Mashaba’s voice rose. “The President speaks of raids and Home Affairs reforms. But where are the results? Where is the arrest of ‘Zulu’—the man named by the victim’s own sister? This is not leadership. This is rhetoric for a television camera while families weep in their living rooms.”

The contrast was stark. On one side, a president trying to steer a middle path between constitutional protections and legitimate public anger. On the other, a populist opposition leader stoking that anger, demanding blood and arrests. And caught in between: the family of a missing young man, who had begged for answers on the very same Freedom Day.


The Promise and The Peril

Ramaphosa concluded his speech in Bloemfontein with a pledge. “We will not allow vigilantes to define who is South African,” he said. “But neither will we allow criminals, domestic or foreign, to hide behind the banner of human rights. The law will come for everyone who breaks it—equally, without fear, without favor.”
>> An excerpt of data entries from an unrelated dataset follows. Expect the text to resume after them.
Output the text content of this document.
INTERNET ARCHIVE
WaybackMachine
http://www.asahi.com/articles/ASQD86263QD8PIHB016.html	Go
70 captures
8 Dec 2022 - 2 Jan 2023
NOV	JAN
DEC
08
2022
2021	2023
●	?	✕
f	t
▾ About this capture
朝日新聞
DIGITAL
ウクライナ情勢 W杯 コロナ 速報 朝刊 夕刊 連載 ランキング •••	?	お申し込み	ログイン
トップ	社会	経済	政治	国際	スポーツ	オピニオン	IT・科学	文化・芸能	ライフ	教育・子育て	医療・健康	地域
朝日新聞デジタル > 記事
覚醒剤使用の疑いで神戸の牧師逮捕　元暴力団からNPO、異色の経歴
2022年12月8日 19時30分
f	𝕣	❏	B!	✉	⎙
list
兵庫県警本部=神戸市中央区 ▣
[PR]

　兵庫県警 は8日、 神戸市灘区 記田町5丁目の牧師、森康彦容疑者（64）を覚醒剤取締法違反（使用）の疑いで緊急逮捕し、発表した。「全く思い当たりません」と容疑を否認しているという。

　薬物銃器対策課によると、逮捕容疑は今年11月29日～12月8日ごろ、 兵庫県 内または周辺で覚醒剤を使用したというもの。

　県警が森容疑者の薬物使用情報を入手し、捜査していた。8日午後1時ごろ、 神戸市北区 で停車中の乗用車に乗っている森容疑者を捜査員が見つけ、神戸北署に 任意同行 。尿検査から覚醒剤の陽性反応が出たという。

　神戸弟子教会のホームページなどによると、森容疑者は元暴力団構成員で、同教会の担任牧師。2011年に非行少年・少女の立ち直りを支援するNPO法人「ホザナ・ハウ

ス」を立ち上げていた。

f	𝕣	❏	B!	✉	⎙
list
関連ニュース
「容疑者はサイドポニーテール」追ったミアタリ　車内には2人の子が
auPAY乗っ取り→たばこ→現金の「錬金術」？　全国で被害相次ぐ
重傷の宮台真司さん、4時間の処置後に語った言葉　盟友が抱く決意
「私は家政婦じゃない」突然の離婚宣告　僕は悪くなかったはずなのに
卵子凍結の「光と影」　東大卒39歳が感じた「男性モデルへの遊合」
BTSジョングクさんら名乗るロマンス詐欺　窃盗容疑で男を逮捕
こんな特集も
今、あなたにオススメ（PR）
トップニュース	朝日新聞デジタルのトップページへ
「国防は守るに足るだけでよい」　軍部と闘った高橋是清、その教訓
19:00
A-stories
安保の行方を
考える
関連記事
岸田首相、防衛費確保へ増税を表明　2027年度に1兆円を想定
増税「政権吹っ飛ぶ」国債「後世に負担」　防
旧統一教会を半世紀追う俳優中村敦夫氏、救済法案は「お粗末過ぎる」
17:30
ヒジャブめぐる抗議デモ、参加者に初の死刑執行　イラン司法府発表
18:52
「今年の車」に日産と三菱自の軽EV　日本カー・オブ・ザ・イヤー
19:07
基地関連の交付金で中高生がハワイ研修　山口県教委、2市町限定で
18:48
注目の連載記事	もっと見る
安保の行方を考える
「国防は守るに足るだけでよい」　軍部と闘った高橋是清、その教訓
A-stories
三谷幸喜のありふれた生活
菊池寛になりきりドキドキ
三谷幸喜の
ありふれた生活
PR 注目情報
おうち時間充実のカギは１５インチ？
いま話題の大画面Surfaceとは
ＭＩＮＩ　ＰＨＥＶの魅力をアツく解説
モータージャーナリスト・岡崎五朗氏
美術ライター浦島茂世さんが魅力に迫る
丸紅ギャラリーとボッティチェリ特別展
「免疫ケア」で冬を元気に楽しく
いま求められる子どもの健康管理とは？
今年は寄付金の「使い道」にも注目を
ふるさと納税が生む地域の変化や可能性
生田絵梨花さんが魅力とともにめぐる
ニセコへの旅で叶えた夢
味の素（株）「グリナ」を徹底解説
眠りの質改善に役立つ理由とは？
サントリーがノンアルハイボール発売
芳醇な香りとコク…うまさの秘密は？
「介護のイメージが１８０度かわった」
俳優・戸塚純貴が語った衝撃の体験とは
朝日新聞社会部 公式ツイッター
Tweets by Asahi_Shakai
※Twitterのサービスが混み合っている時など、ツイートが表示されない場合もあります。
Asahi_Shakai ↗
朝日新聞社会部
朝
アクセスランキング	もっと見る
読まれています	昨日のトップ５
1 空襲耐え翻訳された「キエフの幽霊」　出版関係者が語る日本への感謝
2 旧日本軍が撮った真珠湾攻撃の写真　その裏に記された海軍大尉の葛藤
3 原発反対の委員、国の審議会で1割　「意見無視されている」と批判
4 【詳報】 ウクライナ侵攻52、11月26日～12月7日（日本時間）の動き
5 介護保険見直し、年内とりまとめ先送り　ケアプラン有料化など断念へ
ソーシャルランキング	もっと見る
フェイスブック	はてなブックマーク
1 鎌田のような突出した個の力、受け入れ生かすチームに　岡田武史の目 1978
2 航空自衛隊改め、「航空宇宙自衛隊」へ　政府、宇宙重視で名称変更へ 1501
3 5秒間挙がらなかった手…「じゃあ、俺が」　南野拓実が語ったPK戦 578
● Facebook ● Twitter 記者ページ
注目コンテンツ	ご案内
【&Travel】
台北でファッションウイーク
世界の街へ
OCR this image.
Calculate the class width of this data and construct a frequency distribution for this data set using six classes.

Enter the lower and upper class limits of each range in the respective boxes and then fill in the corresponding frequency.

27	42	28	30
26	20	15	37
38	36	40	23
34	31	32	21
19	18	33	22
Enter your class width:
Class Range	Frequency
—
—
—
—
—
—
He promised a special task force on spaza shop-related crimes. He promised a hotline for South African entrepreneurs facing intimidation. He promised, again, to fix Home Affairs.

For the thousands who cheered him, it was enough. For the family in Vosloorus, still waiting by a silent phone, it was not nearly enough. And as the stadium emptied and the flag was lowered, the question lingered in the dry Free State air: In a nation of so many competing freedoms, whose justice will prevail first—the court’s, the president’s, or the street’s?